Kto z nas nie chciał mieć w dzieciństwie jakiegoś zwierzątka? Pieska, kotka, świnkę morską? Niektórzy szczęściarze od początku wychowywali się w domu ze zwierzętami, inni musieli sobie ten przywilej wyprosić u rodziców. Jeszcze inni brali sprawy we własne ręce i sami znajdowali i przynosili do domu jakieś stworzenie - ślimaka, żabę czy kotka. Peter Brown w dzieciństwie zrobił to samo, a reakcja jego mamy zainspirowała go po latach do napisania tej historii.
Czy zwierzątko domowe to sama radość i przyjemność? Tak się chyba wydawało Lusi, sympatycznej i bardzo emocjonalnej młodej niedźwiedzicy, która przypadkiem spotyka małego chłopczyka. Natychmiast się w nim zakochuje i koniecznie chce, by chłopczyk stał się jej zwierzątkiem. Jej mama, choć dość sceptyczna, pozwala Lusi na przygarnięcie chłopczyka. Dziecko dostaje imię "Piskacz" z powodu dźwięków, które wydaje ("pisk!" "pisk!").
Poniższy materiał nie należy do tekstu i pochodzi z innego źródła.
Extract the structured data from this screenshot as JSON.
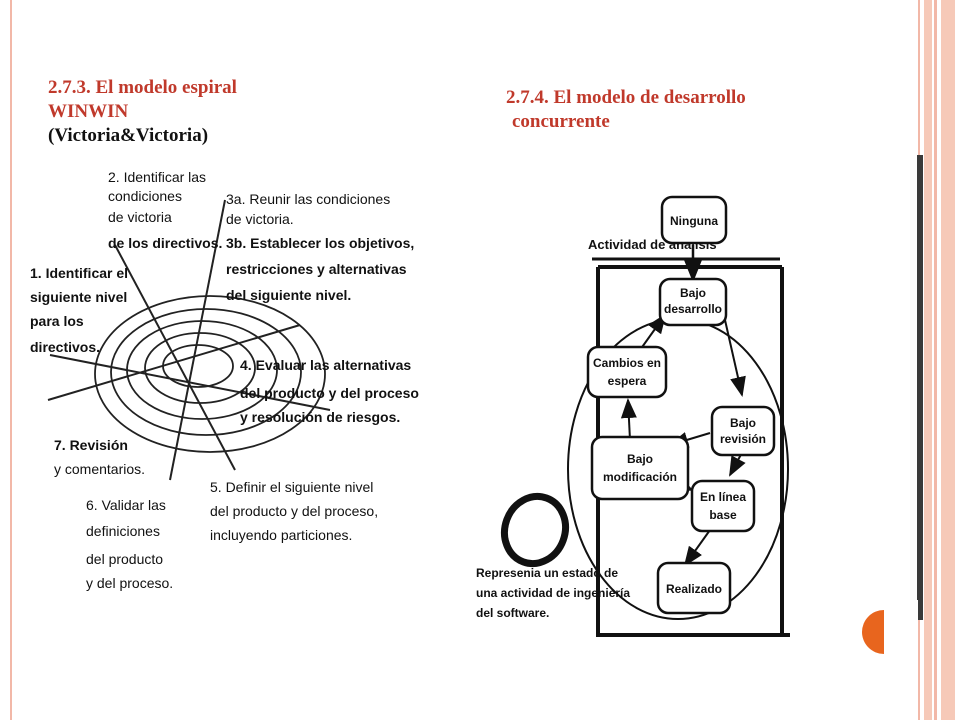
{
  "left_heading": {
    "line1": "2.7.3. El modelo espiral",
    "line2": "WINWIN",
    "line3": "(Victoria&Victoria)"
  },
  "right_heading": {
    "line1": "2.7.4. El modelo de desarrollo",
    "line2": "concurrente"
  },
  "spiral": {
    "label_2": [
      "2. Identificar las",
      "condiciones",
      "de victoria",
      "de los directivos."
    ],
    "label_3a": [
      "3a. Reunir las condiciones",
      "de victoria."
    ],
    "label_3b": [
      "3b. Establecer los objetivos,",
      "restricciones y alternativas",
      "del siguiente nivel."
    ],
    "label_1": [
      "1. Identificar el",
      "siguiente nivel",
      "para los",
      "directivos."
    ],
    "label_4": [
      "4. Evaluar las alternativas",
      "del producto y del proceso",
      "y resolución de riesgos."
    ],
    "label_7": [
      "7. Revisión",
      "y comentarios."
    ],
    "label_5": [
      "5. Definir el siguiente nivel",
      "del producto y del proceso,",
      "incluyendo particiones."
    ],
    "label_6": [
      "6. Validar las",
      "definiciones",
      "del producto",
      "y del proceso."
    ]
  },
  "concurrent": {
    "activity_title": "Actividad de análisis",
    "states": {
      "ninguna": [
        "Ninguna"
      ],
      "bajo_desarrollo": [
        "Bajo",
        "desarrollo"
      ],
      "cambios_espera": [
        "Cambios en",
        "espera"
      ],
      "bajo_revision": [
        "Bajo",
        "revisión"
      ],
      "bajo_modificacion": [
        "Bajo",
        "modificación"
      ],
      "en_linea_base": [
        "En línea",
        "base"
      ],
      "realizado": [
        "Realizado"
      ]
    },
    "legend": [
      "Represenia un estado de",
      "una actividad de ingeniería",
      "del software."
    ]
  },
  "colors": {
    "accent": "#c0392b",
    "frame": "#f2b8a8",
    "stripe": "#f6c9b8",
    "orange": "#e8651e"
  }
}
Choć Lusia dochodzi to dość poważnych wniosków i wydaje się, że dostała porządną lekcję odpowiedzialności za inną istotę, zakończenie zaskakuje i pozwala się domyślać, że Lusia nie zrezygnuje łatwo z chęci posiadania zwierzątka domowego. Czy inne stworzenia okażą się lepszymi zwierzątkami domowymi od dzieci?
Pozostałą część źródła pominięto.